We’re at the point where surefire tentpoles are pretty safe, at least domestically. However, films/franchise plays that might have been coin tosses in better times (like Tom Cruise’s Top Gun: Maverick) may be even more “long shots.” Moreover, the old-school “movie-movies” like Ridley Scott’s The Last Duel, Edgar Wright’s Last Night in SoHo and Steven Spielberg’s West Side Story are in even more peril. The “go to the movies just to see a movie” crowd drifted over the last six years to streaming. And it’s no secret that more of the overall box office goes to a smaller and smaller portion of studio releases. In 2011, the top ten movies accounted for 25% of the total box office. By 2019, it was 40%.

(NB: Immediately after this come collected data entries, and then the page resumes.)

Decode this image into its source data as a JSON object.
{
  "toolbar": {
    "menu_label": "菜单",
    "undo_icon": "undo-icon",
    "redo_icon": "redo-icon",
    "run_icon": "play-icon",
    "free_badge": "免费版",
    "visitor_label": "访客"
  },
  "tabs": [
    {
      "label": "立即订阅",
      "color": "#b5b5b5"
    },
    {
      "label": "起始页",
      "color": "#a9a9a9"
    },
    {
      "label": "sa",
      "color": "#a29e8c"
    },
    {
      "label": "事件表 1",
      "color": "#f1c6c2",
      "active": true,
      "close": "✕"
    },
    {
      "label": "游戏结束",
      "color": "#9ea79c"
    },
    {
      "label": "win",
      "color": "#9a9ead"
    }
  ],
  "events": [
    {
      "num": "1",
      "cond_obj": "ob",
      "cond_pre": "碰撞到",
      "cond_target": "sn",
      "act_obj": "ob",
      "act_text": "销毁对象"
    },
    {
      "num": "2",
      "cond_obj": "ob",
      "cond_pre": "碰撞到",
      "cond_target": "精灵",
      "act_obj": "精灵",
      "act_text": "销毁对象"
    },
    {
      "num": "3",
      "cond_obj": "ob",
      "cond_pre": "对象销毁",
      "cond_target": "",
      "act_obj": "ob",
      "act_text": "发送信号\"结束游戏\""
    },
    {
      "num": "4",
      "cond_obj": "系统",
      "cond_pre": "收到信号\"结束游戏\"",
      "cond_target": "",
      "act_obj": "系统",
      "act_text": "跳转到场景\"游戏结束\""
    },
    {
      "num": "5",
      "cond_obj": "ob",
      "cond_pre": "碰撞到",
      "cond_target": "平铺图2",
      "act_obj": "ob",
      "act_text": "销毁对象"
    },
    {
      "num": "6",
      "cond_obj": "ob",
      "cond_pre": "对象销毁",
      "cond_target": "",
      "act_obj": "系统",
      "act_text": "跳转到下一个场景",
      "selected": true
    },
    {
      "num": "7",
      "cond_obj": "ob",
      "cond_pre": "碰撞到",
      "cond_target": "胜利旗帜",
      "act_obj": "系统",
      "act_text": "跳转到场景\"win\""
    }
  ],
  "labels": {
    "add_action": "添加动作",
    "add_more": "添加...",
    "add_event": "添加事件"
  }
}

Those two factors “explain” 90% of the trends about which I tend to whine about. I only expect it to get worse as the pandemic continues long enough that Covid-era consumer behavior becomes semi-permanent. The good news is that I’m not concerned about Jurassic World: Dominion or Black Panther: Wakanda Forever. The bad news is that everything else is up in the air. Ironically, theaters may not mind this increasing divide. A popcorn purchased during Incredibles 2 (which quietly sold more tickets than Return of the King) costs the same as one purchased during Booksmart or Once Upon A Time in Hollywood. But for studios who A) would prefer to offer a diverse theatrical slate and B) very much want their franchises to be the must-see movies…
Shang-Chi and the Legend of the Ten Rings accounted for 81% of September’s entire $243 million domestic cume. And, yes, I would argue that the likes of Malignant, Cry Macho, Cop Shop and Dear Evan Hansen might have had a shot in hell in conventional times. Shang-Chi was all-encompassing enough to be a true four-quadrant blockbuster among folks even less likely than usual to venture out to a theater. The “big screen is back” and frankly has been since Godzilla Vs. Kong in April of this year for the kind of films that now make up the vast majority of tickets sold in North America. The lingering question, which may or may be answered anytime soon, is whether there is still room for everything else.